The long summer break dragged on until, finally, it was the first morning of seventh grade at the Prep Academy. Eden Anderson wore a new dress, looking every bit the polished, put-together student as she headed to orientation. Before leaving, she tucked that pink envelope—the one holding the gym membership card—into a brand-new notebook, terrified that it might get crushed in the bustle.
The Prep Academy campus was a sea of noise.
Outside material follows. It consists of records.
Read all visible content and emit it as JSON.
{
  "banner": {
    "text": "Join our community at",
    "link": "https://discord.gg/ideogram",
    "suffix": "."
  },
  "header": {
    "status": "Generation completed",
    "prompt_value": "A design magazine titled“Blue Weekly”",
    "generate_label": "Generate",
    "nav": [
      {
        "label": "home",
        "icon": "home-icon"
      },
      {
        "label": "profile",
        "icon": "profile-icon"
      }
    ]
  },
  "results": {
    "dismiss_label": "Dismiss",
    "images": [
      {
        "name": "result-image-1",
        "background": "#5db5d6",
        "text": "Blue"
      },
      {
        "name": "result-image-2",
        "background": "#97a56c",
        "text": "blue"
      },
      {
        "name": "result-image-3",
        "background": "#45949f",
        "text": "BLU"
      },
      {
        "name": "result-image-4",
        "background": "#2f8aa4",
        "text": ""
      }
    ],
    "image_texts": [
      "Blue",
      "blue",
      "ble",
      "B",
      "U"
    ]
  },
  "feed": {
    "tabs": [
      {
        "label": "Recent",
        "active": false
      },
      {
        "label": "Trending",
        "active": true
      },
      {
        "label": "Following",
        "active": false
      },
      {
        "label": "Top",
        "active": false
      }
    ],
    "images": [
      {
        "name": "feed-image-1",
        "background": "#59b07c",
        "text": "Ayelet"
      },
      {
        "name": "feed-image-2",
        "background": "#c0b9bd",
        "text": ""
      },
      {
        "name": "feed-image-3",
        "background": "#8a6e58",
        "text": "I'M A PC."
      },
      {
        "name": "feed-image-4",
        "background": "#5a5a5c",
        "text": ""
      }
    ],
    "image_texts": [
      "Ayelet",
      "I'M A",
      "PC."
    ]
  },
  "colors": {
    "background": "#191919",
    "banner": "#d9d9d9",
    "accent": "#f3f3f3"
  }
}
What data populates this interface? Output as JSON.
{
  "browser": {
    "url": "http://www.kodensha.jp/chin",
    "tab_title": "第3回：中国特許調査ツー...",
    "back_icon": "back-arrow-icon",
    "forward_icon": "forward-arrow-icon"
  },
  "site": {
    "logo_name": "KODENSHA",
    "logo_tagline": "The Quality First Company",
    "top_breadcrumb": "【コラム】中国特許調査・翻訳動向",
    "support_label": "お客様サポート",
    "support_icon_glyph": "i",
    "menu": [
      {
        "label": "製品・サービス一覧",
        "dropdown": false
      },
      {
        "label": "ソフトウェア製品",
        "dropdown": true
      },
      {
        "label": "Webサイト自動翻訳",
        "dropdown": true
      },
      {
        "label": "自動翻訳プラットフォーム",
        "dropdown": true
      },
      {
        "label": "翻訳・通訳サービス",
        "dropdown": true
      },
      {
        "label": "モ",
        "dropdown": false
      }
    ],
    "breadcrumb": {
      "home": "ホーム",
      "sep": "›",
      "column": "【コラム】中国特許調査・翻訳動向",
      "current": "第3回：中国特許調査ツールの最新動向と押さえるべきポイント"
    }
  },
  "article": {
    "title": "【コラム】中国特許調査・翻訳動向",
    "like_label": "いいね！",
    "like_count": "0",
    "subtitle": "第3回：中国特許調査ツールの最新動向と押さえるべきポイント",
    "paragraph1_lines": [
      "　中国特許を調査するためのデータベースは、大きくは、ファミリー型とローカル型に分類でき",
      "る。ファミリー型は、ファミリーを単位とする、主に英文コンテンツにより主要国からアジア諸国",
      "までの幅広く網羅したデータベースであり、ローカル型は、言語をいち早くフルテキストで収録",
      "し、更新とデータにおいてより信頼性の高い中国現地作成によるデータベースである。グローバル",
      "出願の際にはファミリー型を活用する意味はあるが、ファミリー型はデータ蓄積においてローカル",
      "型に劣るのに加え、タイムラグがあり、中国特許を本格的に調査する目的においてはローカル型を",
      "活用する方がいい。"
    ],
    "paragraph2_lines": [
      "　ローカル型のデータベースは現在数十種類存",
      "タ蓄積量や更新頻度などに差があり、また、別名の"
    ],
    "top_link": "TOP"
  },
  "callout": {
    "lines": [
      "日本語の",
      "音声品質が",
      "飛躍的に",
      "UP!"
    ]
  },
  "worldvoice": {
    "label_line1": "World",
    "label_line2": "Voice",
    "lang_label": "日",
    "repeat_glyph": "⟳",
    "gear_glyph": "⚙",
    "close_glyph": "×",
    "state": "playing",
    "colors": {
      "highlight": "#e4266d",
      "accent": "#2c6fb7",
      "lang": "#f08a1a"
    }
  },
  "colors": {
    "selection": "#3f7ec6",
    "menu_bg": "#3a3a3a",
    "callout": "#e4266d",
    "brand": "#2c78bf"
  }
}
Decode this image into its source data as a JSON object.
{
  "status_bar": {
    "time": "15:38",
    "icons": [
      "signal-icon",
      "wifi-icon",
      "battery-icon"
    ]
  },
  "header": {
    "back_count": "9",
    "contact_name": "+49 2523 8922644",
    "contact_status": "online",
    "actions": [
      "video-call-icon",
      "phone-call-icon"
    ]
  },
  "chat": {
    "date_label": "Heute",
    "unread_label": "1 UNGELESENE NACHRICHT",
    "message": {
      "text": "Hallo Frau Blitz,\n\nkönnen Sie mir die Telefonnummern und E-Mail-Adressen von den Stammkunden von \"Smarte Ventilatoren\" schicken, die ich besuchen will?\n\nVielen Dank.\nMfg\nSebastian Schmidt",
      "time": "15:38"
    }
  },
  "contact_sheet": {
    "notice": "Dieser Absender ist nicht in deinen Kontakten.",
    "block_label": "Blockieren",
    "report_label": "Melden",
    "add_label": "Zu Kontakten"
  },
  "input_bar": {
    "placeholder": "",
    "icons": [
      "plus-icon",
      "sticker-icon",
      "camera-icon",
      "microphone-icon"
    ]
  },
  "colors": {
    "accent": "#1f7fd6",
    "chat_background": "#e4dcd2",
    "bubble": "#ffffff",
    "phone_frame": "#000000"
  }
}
Throngs of freshmen and their parents were crowded around the red bulletin boards, craning their necks to check the class assignments. Eden’s mother paraded her around, forcing her to greet a stream of unfamiliar adults, all while bragging—with excruciating flair—about how bright and obedient her daughter was.
For the first time, Eden barely went through the motions of nodding and smiling at the hollow praise. Her eyes were laser-focused on the red board, scanning the dense columns of black text for the name she had fixated on for the entire summer. She read the list over and over, her heart hammering against her ribs, but the name she longed for simply wasn't there.
Panic, cold and sharp, began to prick at her skin.
It’s fine, she told herself. I just missed it. I’m not looking hard enough.
He had to be at the Prep Academy. He had told her so himself.
As the crowds thinned and her mother finally headed off to work after a barrage of final instructions, Eden stood alone in front of the board, drifting into a daze. Suddenly, someone tapped her shoulder.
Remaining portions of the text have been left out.